It’s not only a matter of ensuring the computation is split in the most efficient way, it’s building in redundancy. Each machine will compute more than what is strictly needed to complete a calculation, and that little extra will make the communication phase faster — even if it takes more memory to complete the local computation.
“You are trading off local storage space for computation speed. We call it communication load. There are less things you need to communicate,” Tuninetti said. “We are trying to figure out the tradeoff between those storage space resources and the number of things you have to communicate, either through a central server or other workers in distributed computation problem.”
Tuninetti will be using error-correcting codes to take care of the distributed nature of the computations. While codes have been around for decades to protect information from various communication impairments, only in recent years have they been applied in distributed computing frameworks. Erasure-correcting codes cleverly add redundancy to the information data so that you can recover your data even if some pieces get lost (i.e., are erased). They essentially fill in the blanks of what information you don’t have, by treating it as if you “lost” data, even if you never received it in the first place as part of your machine’s piece of a computation. Those codes can be used to speed up the communication phase among machines.
“Part of this grant is using codes to speed up data shuffling when machines have to exchange information—this is what I’m most excited about,” Tuninetti said.
The other part of the grant involves pre-loading information a user may want into its local memory ahead of time, to save on the overall number of transmissions once the user requests a piece of content. This reduces the communication load on congested networks during peak times.
“The idea is that we can somehow store at 3 a.m. in the memory of a phone something the user may want to watch or listen to at 5 p.m. If it’s stored locally, I don’t have to get it from the network, and it’s a way to balance the network utilization,” Tuninetti said.
“About five years ago people realized we shouldn’t look at each device individually but in a network.
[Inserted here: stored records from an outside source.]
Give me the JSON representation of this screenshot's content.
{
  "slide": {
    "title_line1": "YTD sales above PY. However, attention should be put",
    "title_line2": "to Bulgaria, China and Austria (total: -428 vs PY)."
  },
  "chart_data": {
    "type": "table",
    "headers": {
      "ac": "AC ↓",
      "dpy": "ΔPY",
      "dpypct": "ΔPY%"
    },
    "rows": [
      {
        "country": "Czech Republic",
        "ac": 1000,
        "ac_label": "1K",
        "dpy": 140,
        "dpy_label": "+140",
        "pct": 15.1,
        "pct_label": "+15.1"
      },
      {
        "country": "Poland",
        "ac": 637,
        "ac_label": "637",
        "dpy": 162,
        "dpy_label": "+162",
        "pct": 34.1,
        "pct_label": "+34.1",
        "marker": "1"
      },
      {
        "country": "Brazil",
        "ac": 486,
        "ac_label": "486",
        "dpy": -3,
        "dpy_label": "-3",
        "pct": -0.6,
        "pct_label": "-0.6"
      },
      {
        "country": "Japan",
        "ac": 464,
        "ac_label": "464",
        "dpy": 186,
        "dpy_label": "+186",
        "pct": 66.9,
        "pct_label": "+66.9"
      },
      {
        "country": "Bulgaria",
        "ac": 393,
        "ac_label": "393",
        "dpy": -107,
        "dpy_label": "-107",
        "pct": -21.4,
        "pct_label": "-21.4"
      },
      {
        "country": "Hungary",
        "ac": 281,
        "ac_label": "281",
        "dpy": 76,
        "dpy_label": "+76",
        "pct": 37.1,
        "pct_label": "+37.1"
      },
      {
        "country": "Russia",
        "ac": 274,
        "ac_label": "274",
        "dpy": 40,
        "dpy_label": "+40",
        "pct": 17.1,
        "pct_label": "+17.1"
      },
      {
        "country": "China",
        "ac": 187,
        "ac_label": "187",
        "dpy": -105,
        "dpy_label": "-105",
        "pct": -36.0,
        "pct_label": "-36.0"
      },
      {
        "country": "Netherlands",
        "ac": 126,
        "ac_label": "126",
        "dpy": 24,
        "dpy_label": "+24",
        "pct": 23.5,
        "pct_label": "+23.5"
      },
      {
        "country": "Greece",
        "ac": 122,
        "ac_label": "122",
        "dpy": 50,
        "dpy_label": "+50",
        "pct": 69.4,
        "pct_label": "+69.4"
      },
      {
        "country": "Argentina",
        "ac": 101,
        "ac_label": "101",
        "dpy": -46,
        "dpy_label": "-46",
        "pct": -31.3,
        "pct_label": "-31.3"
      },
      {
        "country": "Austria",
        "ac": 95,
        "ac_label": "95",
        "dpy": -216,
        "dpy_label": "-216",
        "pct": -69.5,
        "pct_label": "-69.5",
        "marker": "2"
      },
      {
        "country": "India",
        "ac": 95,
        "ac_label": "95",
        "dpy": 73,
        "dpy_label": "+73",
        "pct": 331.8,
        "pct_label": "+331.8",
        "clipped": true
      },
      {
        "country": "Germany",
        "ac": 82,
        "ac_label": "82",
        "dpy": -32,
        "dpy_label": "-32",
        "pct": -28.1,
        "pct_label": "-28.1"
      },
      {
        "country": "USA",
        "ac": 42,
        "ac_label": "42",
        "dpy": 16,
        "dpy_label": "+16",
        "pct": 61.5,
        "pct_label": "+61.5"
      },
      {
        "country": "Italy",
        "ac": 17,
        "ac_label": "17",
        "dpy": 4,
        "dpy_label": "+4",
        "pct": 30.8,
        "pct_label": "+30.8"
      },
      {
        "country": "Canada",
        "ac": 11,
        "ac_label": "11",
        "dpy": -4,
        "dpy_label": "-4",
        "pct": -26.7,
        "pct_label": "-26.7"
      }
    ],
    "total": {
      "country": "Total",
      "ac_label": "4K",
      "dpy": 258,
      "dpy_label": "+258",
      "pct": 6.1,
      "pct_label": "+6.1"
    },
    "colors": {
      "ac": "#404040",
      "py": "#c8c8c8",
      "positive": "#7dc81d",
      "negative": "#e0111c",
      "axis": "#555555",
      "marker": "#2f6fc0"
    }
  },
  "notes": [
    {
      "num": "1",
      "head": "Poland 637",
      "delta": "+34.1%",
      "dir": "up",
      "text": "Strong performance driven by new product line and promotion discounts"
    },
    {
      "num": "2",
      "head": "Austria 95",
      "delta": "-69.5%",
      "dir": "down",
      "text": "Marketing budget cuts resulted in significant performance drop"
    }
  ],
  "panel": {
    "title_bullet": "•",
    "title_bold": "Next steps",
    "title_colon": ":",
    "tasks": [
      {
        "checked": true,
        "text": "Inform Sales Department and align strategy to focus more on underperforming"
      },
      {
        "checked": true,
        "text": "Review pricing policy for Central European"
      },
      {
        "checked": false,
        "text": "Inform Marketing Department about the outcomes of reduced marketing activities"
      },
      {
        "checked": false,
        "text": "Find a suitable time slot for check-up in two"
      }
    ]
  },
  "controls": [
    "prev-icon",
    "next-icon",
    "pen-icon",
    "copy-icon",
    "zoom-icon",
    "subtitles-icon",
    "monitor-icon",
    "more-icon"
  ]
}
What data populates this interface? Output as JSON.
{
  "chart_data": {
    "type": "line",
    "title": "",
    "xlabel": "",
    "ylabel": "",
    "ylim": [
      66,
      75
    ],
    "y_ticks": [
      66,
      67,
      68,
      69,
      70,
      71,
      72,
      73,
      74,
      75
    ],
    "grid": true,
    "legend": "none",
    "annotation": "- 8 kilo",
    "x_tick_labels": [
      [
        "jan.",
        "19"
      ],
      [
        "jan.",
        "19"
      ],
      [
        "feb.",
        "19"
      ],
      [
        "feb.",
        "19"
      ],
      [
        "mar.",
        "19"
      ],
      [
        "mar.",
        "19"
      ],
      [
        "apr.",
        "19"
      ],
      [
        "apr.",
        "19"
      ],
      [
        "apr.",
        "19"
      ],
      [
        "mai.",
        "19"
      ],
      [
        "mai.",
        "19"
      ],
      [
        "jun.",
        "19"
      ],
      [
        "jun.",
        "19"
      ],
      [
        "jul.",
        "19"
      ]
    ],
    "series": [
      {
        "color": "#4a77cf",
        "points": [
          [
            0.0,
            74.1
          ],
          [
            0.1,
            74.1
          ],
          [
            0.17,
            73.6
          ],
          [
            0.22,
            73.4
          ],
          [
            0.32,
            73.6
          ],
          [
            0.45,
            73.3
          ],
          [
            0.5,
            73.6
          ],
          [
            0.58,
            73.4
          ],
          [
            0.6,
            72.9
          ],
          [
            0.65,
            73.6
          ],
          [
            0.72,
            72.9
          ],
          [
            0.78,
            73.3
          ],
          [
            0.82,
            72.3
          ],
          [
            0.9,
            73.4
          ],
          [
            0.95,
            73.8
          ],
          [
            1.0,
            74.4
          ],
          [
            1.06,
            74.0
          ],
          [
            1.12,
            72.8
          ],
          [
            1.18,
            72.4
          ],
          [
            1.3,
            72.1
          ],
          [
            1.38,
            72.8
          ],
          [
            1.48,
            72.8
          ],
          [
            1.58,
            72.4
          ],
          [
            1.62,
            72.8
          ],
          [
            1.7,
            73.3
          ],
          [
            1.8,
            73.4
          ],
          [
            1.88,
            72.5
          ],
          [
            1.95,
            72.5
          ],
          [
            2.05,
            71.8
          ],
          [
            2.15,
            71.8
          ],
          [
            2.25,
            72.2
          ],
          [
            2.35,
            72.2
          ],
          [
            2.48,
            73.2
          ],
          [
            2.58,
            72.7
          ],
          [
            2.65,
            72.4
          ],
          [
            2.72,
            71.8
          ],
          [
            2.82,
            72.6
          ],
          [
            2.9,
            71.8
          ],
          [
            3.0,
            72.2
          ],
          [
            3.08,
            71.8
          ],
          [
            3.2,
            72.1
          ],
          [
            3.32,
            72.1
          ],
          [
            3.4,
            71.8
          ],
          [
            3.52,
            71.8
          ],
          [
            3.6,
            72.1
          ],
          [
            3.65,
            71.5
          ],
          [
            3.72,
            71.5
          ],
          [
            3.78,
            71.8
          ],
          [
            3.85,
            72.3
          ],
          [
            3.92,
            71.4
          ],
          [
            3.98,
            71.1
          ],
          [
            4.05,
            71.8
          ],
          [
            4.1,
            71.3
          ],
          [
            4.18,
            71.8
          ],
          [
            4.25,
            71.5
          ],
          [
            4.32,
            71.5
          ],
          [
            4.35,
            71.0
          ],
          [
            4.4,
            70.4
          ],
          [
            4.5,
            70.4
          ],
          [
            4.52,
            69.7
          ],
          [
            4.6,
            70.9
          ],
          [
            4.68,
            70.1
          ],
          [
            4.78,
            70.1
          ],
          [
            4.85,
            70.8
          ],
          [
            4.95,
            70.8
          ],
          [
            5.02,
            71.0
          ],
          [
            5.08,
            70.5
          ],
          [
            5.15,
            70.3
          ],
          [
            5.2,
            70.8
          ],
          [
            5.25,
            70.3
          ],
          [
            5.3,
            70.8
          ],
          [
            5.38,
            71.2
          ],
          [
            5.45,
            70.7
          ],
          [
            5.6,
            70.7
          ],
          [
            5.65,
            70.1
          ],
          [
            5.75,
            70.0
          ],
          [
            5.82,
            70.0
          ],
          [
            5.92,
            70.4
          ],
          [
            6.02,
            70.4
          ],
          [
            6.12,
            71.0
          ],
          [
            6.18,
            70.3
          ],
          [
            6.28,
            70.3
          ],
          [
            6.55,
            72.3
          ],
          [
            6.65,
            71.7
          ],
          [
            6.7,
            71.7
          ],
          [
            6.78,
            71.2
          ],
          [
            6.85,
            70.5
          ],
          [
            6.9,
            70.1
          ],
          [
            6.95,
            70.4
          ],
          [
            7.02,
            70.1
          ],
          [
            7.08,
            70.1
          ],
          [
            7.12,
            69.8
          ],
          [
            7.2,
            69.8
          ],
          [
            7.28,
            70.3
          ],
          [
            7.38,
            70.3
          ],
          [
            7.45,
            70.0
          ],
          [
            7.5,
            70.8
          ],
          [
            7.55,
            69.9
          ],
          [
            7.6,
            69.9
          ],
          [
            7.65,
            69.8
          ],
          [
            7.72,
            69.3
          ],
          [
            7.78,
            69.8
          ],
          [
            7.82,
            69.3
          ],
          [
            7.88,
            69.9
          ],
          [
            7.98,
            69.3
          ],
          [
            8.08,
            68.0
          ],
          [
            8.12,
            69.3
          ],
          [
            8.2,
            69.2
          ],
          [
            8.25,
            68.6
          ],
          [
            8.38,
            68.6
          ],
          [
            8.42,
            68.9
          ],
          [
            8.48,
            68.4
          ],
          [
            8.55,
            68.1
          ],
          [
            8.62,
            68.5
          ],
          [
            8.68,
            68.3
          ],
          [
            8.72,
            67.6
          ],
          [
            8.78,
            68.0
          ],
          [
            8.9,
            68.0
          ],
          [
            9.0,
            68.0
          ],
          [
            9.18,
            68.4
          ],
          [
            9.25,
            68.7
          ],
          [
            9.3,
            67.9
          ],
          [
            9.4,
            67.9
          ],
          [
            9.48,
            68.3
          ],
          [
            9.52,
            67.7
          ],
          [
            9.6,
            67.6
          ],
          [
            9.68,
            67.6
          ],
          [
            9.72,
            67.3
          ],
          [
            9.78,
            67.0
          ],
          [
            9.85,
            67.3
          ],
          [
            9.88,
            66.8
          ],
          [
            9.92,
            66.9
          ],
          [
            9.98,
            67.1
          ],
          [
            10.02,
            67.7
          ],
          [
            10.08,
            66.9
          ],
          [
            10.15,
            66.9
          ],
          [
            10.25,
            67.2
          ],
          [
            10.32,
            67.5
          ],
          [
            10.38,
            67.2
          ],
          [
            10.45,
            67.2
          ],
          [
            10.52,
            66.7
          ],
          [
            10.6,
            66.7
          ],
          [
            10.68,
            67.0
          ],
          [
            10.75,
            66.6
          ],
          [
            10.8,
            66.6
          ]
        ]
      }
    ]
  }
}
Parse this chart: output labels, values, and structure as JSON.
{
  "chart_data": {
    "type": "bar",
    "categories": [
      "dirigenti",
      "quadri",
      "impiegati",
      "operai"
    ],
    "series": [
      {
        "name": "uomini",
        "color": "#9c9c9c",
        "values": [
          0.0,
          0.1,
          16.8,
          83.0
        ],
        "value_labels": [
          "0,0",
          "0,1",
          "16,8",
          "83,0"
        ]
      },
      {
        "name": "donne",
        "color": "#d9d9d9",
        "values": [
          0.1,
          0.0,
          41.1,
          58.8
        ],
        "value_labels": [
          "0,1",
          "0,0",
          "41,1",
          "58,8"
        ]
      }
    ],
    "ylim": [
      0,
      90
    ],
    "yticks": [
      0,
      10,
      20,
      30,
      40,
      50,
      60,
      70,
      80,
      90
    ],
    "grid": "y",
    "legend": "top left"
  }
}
Not just what a particular user would want, but what all the users globally would want,” Tuninetti said.” The reduction in the communication load scales proportionally to the amount of memory globally available in the network. The more users, the merrier.”
Reducing congestion load: an example
Serving many users at once, or “creating multicast opportunities,” is key to reducing congestion load. For example, say Alice and Bob want to listen to two different songs. Assume that Alice has already stored locally Song A, which she listened to at some point in the past, and now wants to listen to Song B. At the same time Bob has already stored locally Song B and now wants to listen to Song A.
A classical approach is to deliver first Song B to Alice, and then Song A to Bob, for a total of two songs.
Instead, Alice and Bob can be served at the same time by delivering the “coded data” Song A + Song B, which has the size of just one single song. Alice and Bob can take the coded data and subtract off what they have stored locally; this allows each of them to recover their desired song. As both songs were sent in one transmission, the new “coded delivery” has cut in half the number of required transmissions.